His team is also creating an iPad application, which he expects to cause the same increase in demand.

Richard Hewitt, head of mobile products at Betfair, believes that any retail and service-based industry is going to make use of a CIO’s skills in order to generate revenue like this.

“It’s an opportunity for companies to invest in themselves, and so they are now hiring people to take advantage of the mobile internet,” says Hewitt.

He mentions that traditional retailers were slow to react to the launch of eBay, while today, high street brands are more enthused by IT and its benefits.

To achieve results like these CIOs need to “translate their normal management practices into leadership language that executives and employees can understand and relate to,” says Colin Bannister, Chief Technology Officer at CA Technologies.

Bannister thinks CIOs should never miss an opportunity to underline the importance of technology when it comes to business strategy development and whenever they speak to senior management.

Yet they also need to match what they do with the expectations of the customers, and he cites Tesco’s creation of virtual store on the Seoul subway network as a prime example of this and as an example of how IT can be used to drive an enterprise into a new market.

The right channels
According to Gallagher at Channel 4, CIOs also need to change their own behaviour to be able to amend the perceptions of their own organisational function. 

This can be achieved by working with other parts of the organisation to remove any silos that may exist between the different departments.

His team, for instance, can work with marketing and product managers to ensure that any services Channel 4 develops are in line with how its viewers want to access its TV programmes, websites and other services.

“It is otherwise a matter of coming up with ideas and delivering them,” he concludes.

Yet Gallagher questions whether the right people are being brought into IT. A broader range of skills will be required as the role of the department widens, including people management and the ability to manage business-facing roles.

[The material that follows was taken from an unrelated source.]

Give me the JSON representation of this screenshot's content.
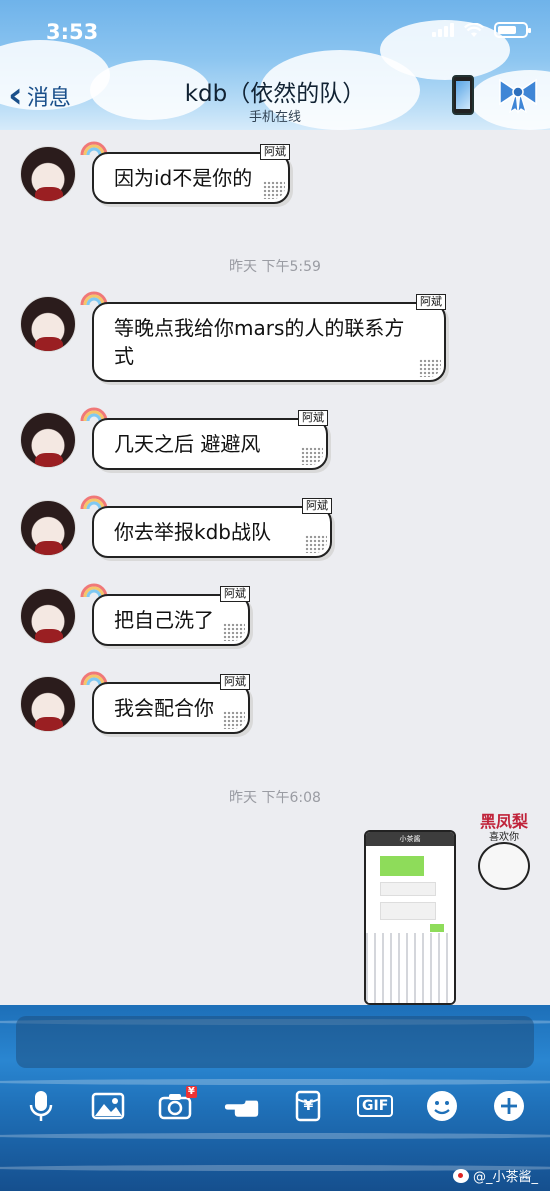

The future value of IT and CIOs also depends on whether organisations ensure that the UK has a new generation of technologists.

He hopes to introduce an IT apprenticeship in the next two years which will play a part in Channel 4’s development, proving that there are more ways than one for a CIO to contribute to the development of his or her organisation.

The introduction of new talent will help them generate new revenue well into the future.